Dün 10 Kasım’dı. Cumhuriyetimizin kurucusu Ulu Önder Atatürk’ün ebedi hayata göçünün 84’üncü yıldönümü idi. Allah O’ndan ebediyen razı olsun. Nur içinde yatsın.

Zaman olarak kısa, ancak içerik olarak bir ömre sığmayacak hayatı içinde, en büyük eseri sayesinde refah toplumu olma yolunda kör topal ilerliyoruz.
Atatürk yaşasaydı çok büyük işler yapacaktı. Ah Atam, vah Atam şeklinde süregelen tabusal davranışlar azalsa da hala devam ediyor. Atatürk’ün izindeyiz derken bile sırtına binmeye devam edenler azınlıkta değil. Atatürk olsaydı diye başlayan şikâyetlerle nereye varılmak isteniyor belli değil. Atatürk’ten destek istemek midir, yoksa Atatürk’ü nüfuz olarak kullanmak mıdır anlaşılır gibi değil.
Atatürk, aslında ortalama bir insan ömründen çok daha uzun yaşamıştır. Çoğu insan bu yönüyle bakmaz aslında. Bir insanın günde sekiz saat otuz yıl çalıştığı hesap edilirse, Atatürk, yaptığı işlerle, biyolojik olarak yüz yıla sığmayacak gelişmelere imza atmıştır.
Atatürk, subaydır. Normal şartlarda bir subay, teğmen rütbesiyle askeri okuldan mezun olduktan sonra, sırasıyla üsteğmen, yüzbaşı, binbaşı, yarbay, albay ve general rütbeleriyle emekli oluncaya kadar devletin savunmasında hizmet eder. Cumhuriyet tarihinde, hiçbir subayımızın özgeçmişinde Trablusgarp, Balkan ve Çanakkale savaşları yoktur. Siperler arasında taş atımlık mesafede göğüs göğse bir serseri kurşunun ucunda savaş yoktur. Koca bir dünya savaşında üstün hizmetler yoktur.
Elbette günümüzde savaş yoktur. Türk ulusu her zaman kahramanlar çıkarabilir. Ancak, Atatürk’ün askeri hayatı incelendiğinde, bir ömre sığmayacak askeri hizmetlerle doludur. Silah arkadaşları İnönü, Fevzi Çakmak, Kazım Karabekir, Enver Paşa dışında tarihte iz bırakmış başka subayımız yoktur. Ne yazık ki Cumhuriyeti tökezleten, darbelerle tarihe geçen generaller vardır.

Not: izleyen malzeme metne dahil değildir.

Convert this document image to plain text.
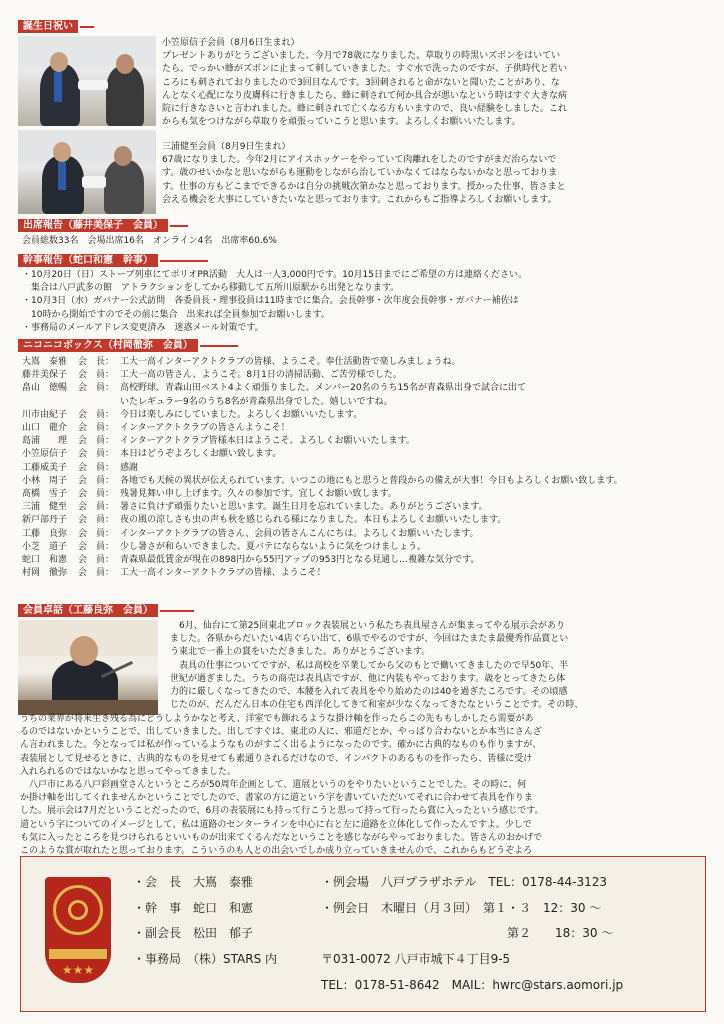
誕生日祝い
小笠原信子会員（8月6日生まれ）
プレゼントありがとうございました。今月で78歳になりました。草取りの時黒いズボンをはいてい
たら、でっかい蜂がズボンに止まって刺していきました。すぐ水で洗ったのですが、子供時代と若い
ころにも刺されておりましたので3回目なんです。3回刺されると命がないと聞いたことがあり、な
んとなく心配になり皮膚科に行きましたら、蜂に刺されて何か具合が悪いなという時はすぐ大きな病
院に行きなさいと言われました。蜂に刺されて亡くなる方もいますので、良い経験をしました。これ
からも気をつけながら草取りを頑張っていこうと思います。よろしくお願いいたします。
三浦健至会員（8月9日生まれ）
67歳になりました。今年2月にアイスホッケーをやっていて肉離れをしたのですがまだ治らないで
す。歳のせいかなと思いながらも運動をしながら治していかなくてはならないかなと思っておりま
す。仕事の方もどこまでできるかは自分の挑戦次第かなと思っております。授かった仕事、皆さまと
会える機会を大事にしていきたいなと思っております。これからもご指導よろしくお願いします。
出席報告（藤井美保子　会員）
会員総数33名　会場出席16名　オンライン4名　出席率60.6%
幹事報告（蛇口和憲　幹事）
・10月20日（日）ストーブ列車にてポリオPR活動　大人は一人3,000円です。10月15日までにご希望の方は連絡ください。
　集合は八戸武多の館　アトラクションをしてから移動して五所川原駅から出発となります。
・10月3日（水）ガバナー公式訪問　各委員長・理事役員は11時までに集合。会長幹事・次年度会長幹事・ガバナー補佐は
　10時から開始ですのでその前に集合　出来れば全員参加でお願いします。
・事務局のメールアドレス変更済み　迷惑メール対策です。
ニコニコボックス（村岡徹弥　会員）
大嶌　泰雅	会　長： 工大一高インターアクトクラブの皆様、ようこそ。奉仕活動皆で楽しみましょうね。
藤井美保子	会　員： 工大一高の皆さん、ようこそ。8月1日の清掃活動、ご苦労様でした。
畠山　徳暢	会　員： 高校野球、青森山田ベスト4よく頑張りました。メンバー20名のうち15名が青森県出身で試合に出て
いたレギュラー9名のうち8名が青森県出身でした。嬉しいですね。
川市由紀子	会　員： 今日は楽しみにしていました。よろしくお願いいたします。
山口　龍介	会　員： インターアクトクラブの皆さんようこそ！
島浦　　理	会　員： インターアクトクラブ皆様本日はようこそ。よろしくお願いいたします。
小笠原信子	会　員： 本日はどうぞよろしくお願い致します。
工藤威美子	会　員： 感謝
小林　周子	会　員： 各地でも天候の異状が伝えられています。いつこの地にもと思うと普段からの備えが大事！今日もよろしくお願い致します。
髙橋　雪子	会　員： 残暑見舞い申し上げます。久々の参加です。宜しくお願い致します。
三浦　健至	会　員： 暑さに負けず頑張りたいと思います。誕生日月を忘れていました。ありがとうございます。
新戸部丹子	会　員： 夜の風の涼しさも虫の声も秋を感じられる様になりました。本日もよろしくお願いいたします。
工藤　良弥	会　員： インターアクトクラブの皆さん、会員の皆さんこんにちは。よろしくお願いいたします。
小芝　道子	会　員： 少し暑さが和らいできました。夏バテにならないように気をつけましょう。
蛇口　和憲	会　員： 青森県最低賃金が現在の898円から55円アップの953円となる見通し…複雑な気分です。
村岡　徹弥	会　員： 工大一高インターアクトクラブの皆様、ようこそ！
会員卓話（工藤良弥　会員）
6月、仙台にて第25回東北ブロック表装展という私たち表具屋さんが集まってやる展示会があり
ました。各県からだいたい4店ぐらい出て、6県でやるのですが、今回はたまたま最優秀作品賞とい
う東北で一番上の賞をいただきました。ありがとうございます。
表具の仕事についてですが、私は高校を卒業してから父のもとで働いてきましたので早50年、半
世紀が過ぎました。うちの商売は表具店ですが、他に内装もやっております。歳をとってきたら体
力的に厳しくなってきたので、本腰を入れて表具をやり始めたのは40を過ぎたころです。その頃感
じたのが、だんだん日本の住宅も西洋化してきて和室が少なくなってきたなということです。その時、
うちの業界が将来生き残る為にどうしようかなと考え、洋室でも飾れるような掛け軸を作ったらこの先ももしかしたら需要があ
るのではないかということで、出していきました。出してすぐは、東北の人に、邪道だとか、やっぱり合わないとか本当にさんざ
ん言われました。今となっては私が作っているようなものがすごく出るようになったのです。確かに古典的なものも作りますが、
表装展として見せるときに、古典的なものを見せても素通りされるだけなので、インパクトのあるものを作ったら、皆様に受け
入れられるのではないかなと思ってやってきました。
八戸市にある八戸彩画堂さんというところが50周年企画として、道展というのをやりたいということでした。その時に、何
か掛け軸を出してくれませんかということでしたので、書家の方に道という字を書いていただいてそれに合わせて表具を作りま
した。展示会は7月だということだったので、6月の表装展にも持って行こうと思って持って行ったら賞に入ったという感じです。
道という字についてのイメージとして、私は道路のセンターラインを中心に右と左に道路を立体化して作ったんですよ。少しで
も気に入ったところを見つけられるといいものが出来てくるんだなということを感じながらやっておりました。皆さんのおかげで
このような賞が取れたと思っております。こういうのも人との出会いでしか成り立っていきませんので、これからもどうぞよろ
★★★
・会　長　大嶌　泰雅
・幹　事　蛇口　和憲
・副会長　松田　郁子
・事務局　（株）STARS 内
・例会場　八戸プラザホテル　TEL：0178-44-3123
・例会日　木曜日（月３回）　第１・３　12：30 ～
第２　　18：30 ～
〒031-0072 八戸市城下４丁目9-5
TEL：0178-51-8642　MAIL：hwrc@stars.aomori.jp
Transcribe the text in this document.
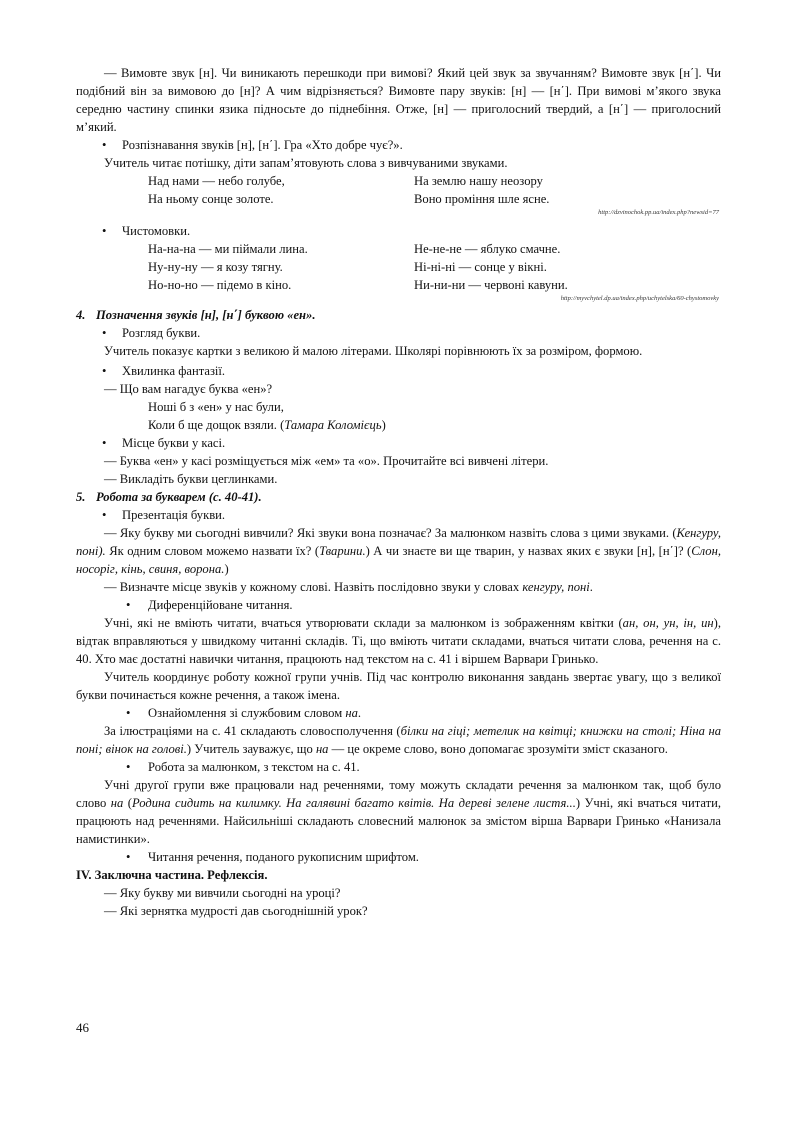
— Вимовте звук [н]. Чи виникають перешкоди при вимові? Який цей звук за звучанням? Вимовте звук [н΄]. Чи подібний він за вимовою до [н]? А чим відрізняється? Вимовте пару звуків: [н] — [н΄]. При вимові м’якого звука середню частину спинки язика підносьте до піднебіння. Отже, [н] — приголосний твердий, а [н΄] — приголосний м’який.

• Розпізнавання звуків [н], [н΄]. Гра «Хто добре чує?».

Учитель читає потішку, діти запам’ятовують слова з вивчуваними звуками.

Над нами — небо голубе,
На ньому сонце золоте.
На землю нашу неозору
Воно проміння шле ясне.
http://dzvinochok.pp.ua/index.php?newsid=77

• Чистомовки.

На-на-на — ми піймали лина.
Ну-ну-ну — я козу тягну.
Но-но-но — підемо в кіно.
Не-не-не — яблуко смачне.
Ні-ні-ні — сонце у вікні.
Ни-ни-ни — червоні кавуни.
http://myvchytel.dp.ua/index.php/uchytelska/60-chystomovky

4. Позначення звуків [н], [н΄] буквою «ен».

• Розгляд букви.

Учитель показує картки з великою й малою літерами. Школярі порівнюють їх за розміром, формою.

• Хвилинка фантазії.

— Що вам нагадує буква «ен»?

Ноші б з «ен» у нас були,
Коли б ще дощок взяли. (Тамара Коломієць)

• Місце букви у касі.

— Буква «ен» у касі розміщується між «ем» та «о». Прочитайте всі вивчені літери.

— Викладіть букви цеглинками.

5. Робота за букварем (с. 40-41).

• Презентація букви.

— Яку букву ми сьогодні вивчили? Які звуки вона позначає? За малюнком назвіть слова з цими звуками. (Кенгуру, поні). Як одним словом можемо назвати їх? (Тварини.) А чи знаєте ви ще тварин, у назвах яких є звуки [н], [н΄]? (Слон, носоріг, кінь, свиня, ворона.)

— Визначте місце звуків у кожному слові. Назвіть послідовно звуки у словах кенгуру, поні.

• Диференційоване читання.

Учні, які не вміють читати, вчаться утворювати склади за малюнком із зображенням квітки (ан, он, ун, ін, ин), відтак вправляються у швидкому читанні складів. Ті, що вміють читати складами, вчаться читати слова, речення на с. 40. Хто має достатні навички читання, працюють над текстом на с. 41 і віршем Варвари Гринько.

Учитель координує роботу кожної групи учнів. Під час контролю виконання завдань звертає увагу, що з великої букви починається кожне речення, а також імена.

• Ознайомлення зі службовим словом на.

За ілюстраціями на с. 41 складають словосполучення (білки на гіці; метелик на квітці; книжки на столі; Ніна на поні; вінок на голові.) Учитель зауважує, що на — це окреме слово, воно допомагає зрозуміти зміст сказаного.

• Робота за малюнком, з текстом на с. 41.

Учні другої групи вже працювали над реченнями, тому можуть складати речення за малюнком так, щоб було слово на (Родина сидить на килимку. На галявині багато квітів. На дереві зелене листя...) Учні, які вчаться читати, працюють над реченнями. Найсильніші складають словесний малюнок за змістом вірша Варвари Гринько «Нанизала намистинки».

• Читання речення, поданого рукописним шрифтом.

IV. Заключна частина. Рефлексія.

— Яку букву ми вивчили сьогодні на уроці?

— Які зернятка мудрості дав сьогоднішній урок?

46
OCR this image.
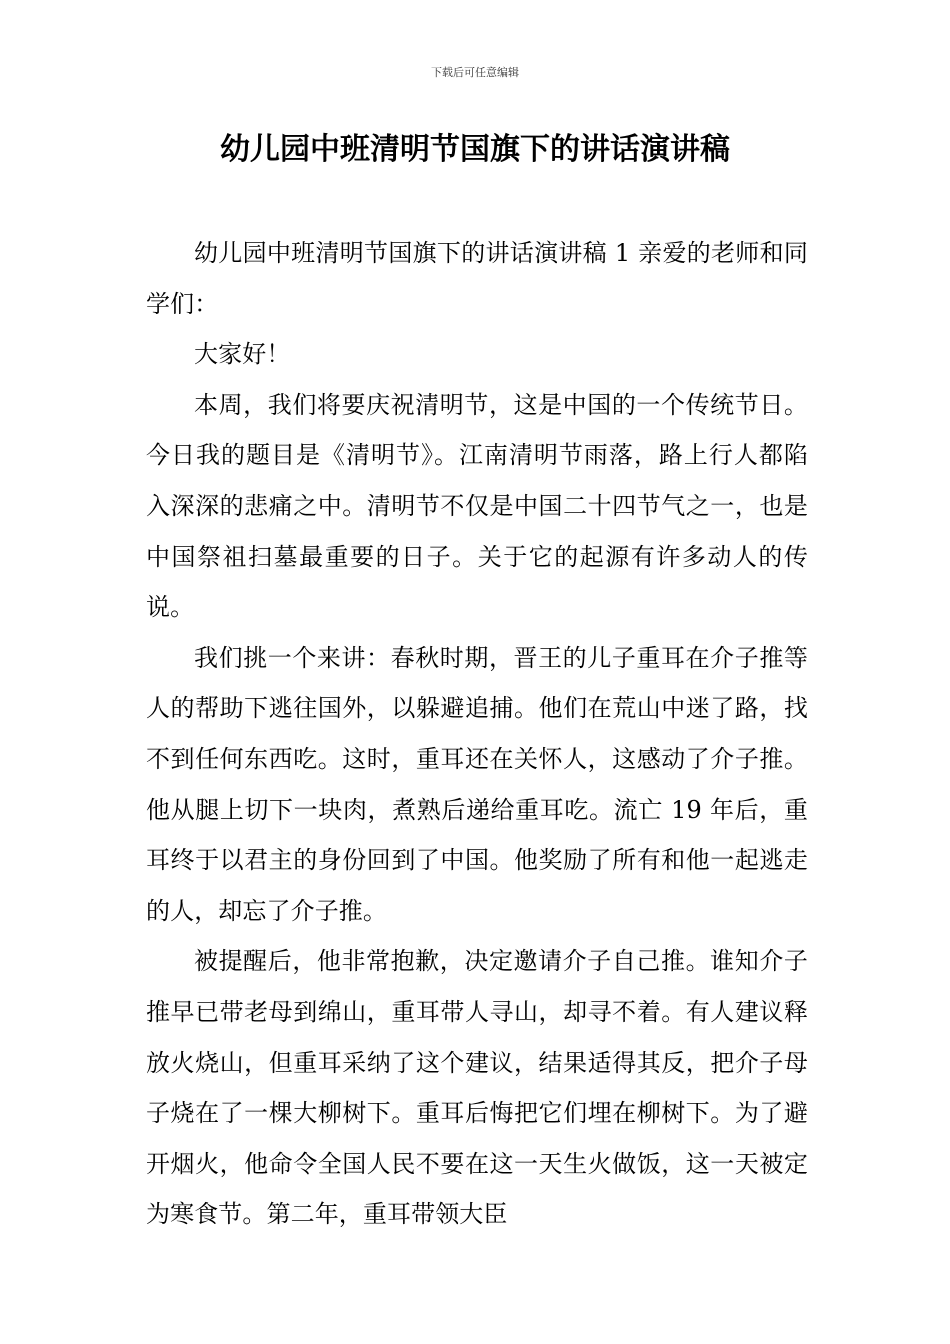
下载后可任意编辑
幼儿园中班清明节国旗下的讲话演讲稿

幼儿园中班清明节国旗下的讲话演讲稿 1 亲爱的老师和同学们：

大家好！

本周，我们将要庆祝清明节，这是中国的一个传统节日。今日我的题目是《清明节》。江南清明节雨落，路上行人都陷入深深的悲痛之中。清明节不仅是中国二十四节气之一，也是中国祭祖扫墓最重要的日子。关于它的起源有许多动人的传说。

我们挑一个来讲：春秋时期，晋王的儿子重耳在介子推等人的帮助下逃往国外，以躲避追捕。他们在荒山中迷了路，找不到任何东西吃。这时，重耳还在关怀人，这感动了介子推。他从腿上切下一块肉，煮熟后递给重耳吃。流亡 19 年后，重耳终于以君主的身份回到了中国。他奖励了所有和他一起逃走的人，却忘了介子推。

被提醒后，他非常抱歉，决定邀请介子自己推。谁知介子推早已带老母到绵山，重耳带人寻山，却寻不着。有人建议释放火烧山，但重耳采纳了这个建议，结果适得其反，把介子母子烧在了一棵大柳树下。重耳后悔把它们埋在柳树下。为了避开烟火，他命令全国人民不要在这一天生火做饭，这一天被定为寒食节。第二年，重耳带领大臣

Atatürk, devlet adamı ve siyasetçidir. Cumhuriyetin kurulması başta olmak üzere yaptığı inkılâplarla yeni ve eskisinden çok farklı bir devlet ortaya çıkarmıştır. Otuza yakın iç isyanla uğraşmak bir yana, kılık kıyafetten harf inkılâbına kadar çok sayıda yeniliği Türk milletine kazandırmıştır. Lozan anlaşmasıyla sadece sınırları belli olan bir ülkeyi inşa etmek, yeniden yapılanmak, bir ömre sığacak kadar az işler değildir. Günde çift mesai yapmak gerekir. Bütün bunları, bugünün işini yarına bırakmak yerine, gelecek haftaki işleri de bugünden yapmak suretiyle ancak başarmak mümkündür.
Birkaç devlet adamı ve siyasetçiden başka hafızalarda kalan isim neredeyse yok. Hele tarihte iz bırakmış devlet adamı ve siyasetçi çok az. 57 yıllık bir ömre koca Türkiye Cumhuriyetinin kuruluşu ve köklü değişiklikleri sığdırmak ancak Atatürk’e özeldir.
Evet, Atatürk aslında uzun yaşamıştır. Onca başarılara imza atmak, tarihe mal olmak, çok sayıda sömürge milletlere örnek olmak, lider olmak, önder olmak her insanın harcı değildir. Güzel olanı, bıraktığı mirasa sahip çıkmaktır.